The gay and lesbian community, if there is such a thing, has been quite
reluctant to
take on any race issues, So it's good that people are mobilising around
Native Title. I hope that people are talking about it and confronting
the fact that all this Mardi Gras joy-joy stuff is a very White and
middle-class scene. It's good that some of these issues are on the
agenda, like the Sydney Asian Lesbians have a float. People often
don't want to talk about these issues, racism, as if they aren’t
relevant. That
surprises me because lesbians have had a strong presence in all kinds
of political movements and have always been looking for ways to expand
the political agenda. I don't know about the gay scene, I haven't
been involved. The lesbian in me is the political in me.

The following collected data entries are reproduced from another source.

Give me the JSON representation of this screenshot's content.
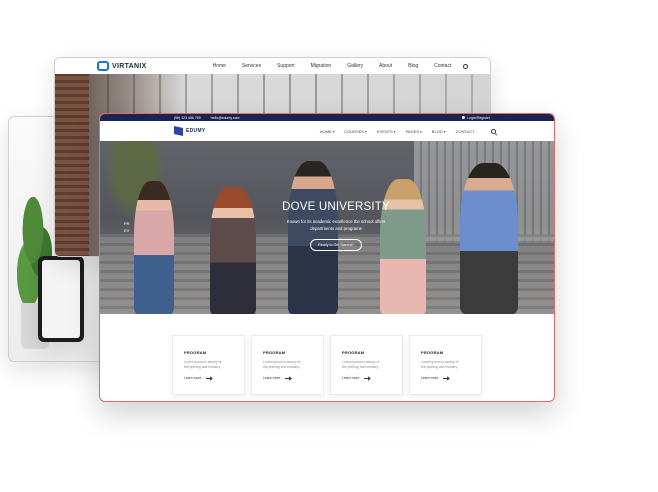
{
  "back_site": {
    "logo": "VIRTANIX",
    "nav": [
      "Home",
      "Services",
      "Support",
      "Migration",
      "Gallery",
      "About",
      "Blog",
      "Contact"
    ]
  },
  "main_site": {
    "topbar": {
      "phone": "(56) 123 456 789",
      "email": "hello@edumy.com",
      "login": "Login/Register"
    },
    "logo": "EDUMY",
    "nav": [
      "HOME",
      "COURSES",
      "EVENTS",
      "PAGES",
      "BLOG",
      "CONTACT"
    ],
    "hero": {
      "side_lines": [
        "PR",
        "EV"
      ],
      "title": "DOVE UNIVERSITY",
      "subtitle_line1": "Known for its academic excellence the school offers",
      "subtitle_line2": "departments and programs",
      "button": "Ready to Get Started?"
    },
    "cards": [
      {
        "title": "PROGRAM",
        "text1": "Lorem ipsum is simply of",
        "text2": "the printing and industry.",
        "link": "Learn more"
      },
      {
        "title": "PROGRAM",
        "text1": "Lorem ipsum is simply of",
        "text2": "the printing and industry.",
        "link": "Learn more"
      },
      {
        "title": "PROGRAM",
        "text1": "Lorem ipsum is simply of",
        "text2": "the printing and industry.",
        "link": "Learn more"
      },
      {
        "title": "PROGRAM",
        "text1": "Lorem ipsum is simply of",
        "text2": "the printing and industry.",
        "link": "Learn more"
      }
    ]
  }
}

That was the other thing about the group at Mardi Gras. It was very
White crowd.
"White" is the wrong term. I'm more inclined these days to think in
terms of
mainstream. Not all White is mainstream. There's particular
relationships we have
because of what colour we are but there's a mainstream
agenda and
there are always
dykes out there challenging it.
But sometimes it feels like begin Vietnamese in that environment is,
well, it’s the
token difference thing. I was born in Vietnam in 1971 and arrived in
Australia in 1972
- the leader of the "Yellow Peril" - there were only two or three
adoptions at the
time. They didn't want inter-racial adoptions, which is interesting
because that
happened during the Stolen Children era.
It's interesting to look at the commonalties and difference between
Stolen Children
and inter-racial adoption. I was brought up in a White, Irish-Catholic
family. But
there's a difference between a bunch of orphans who had been displaced
because of a
war and someone riding on their horse into a village and saying, "We're
taking you." It
wasn't like that for me. I've met other people like me and we
don't
really feel like
we've been cheated or that it was anybody's conscious intention to
do
that. So the
issues are different. The political colonisation of Australia is
different from the
imperial war in Vietnam and the role of Australia there.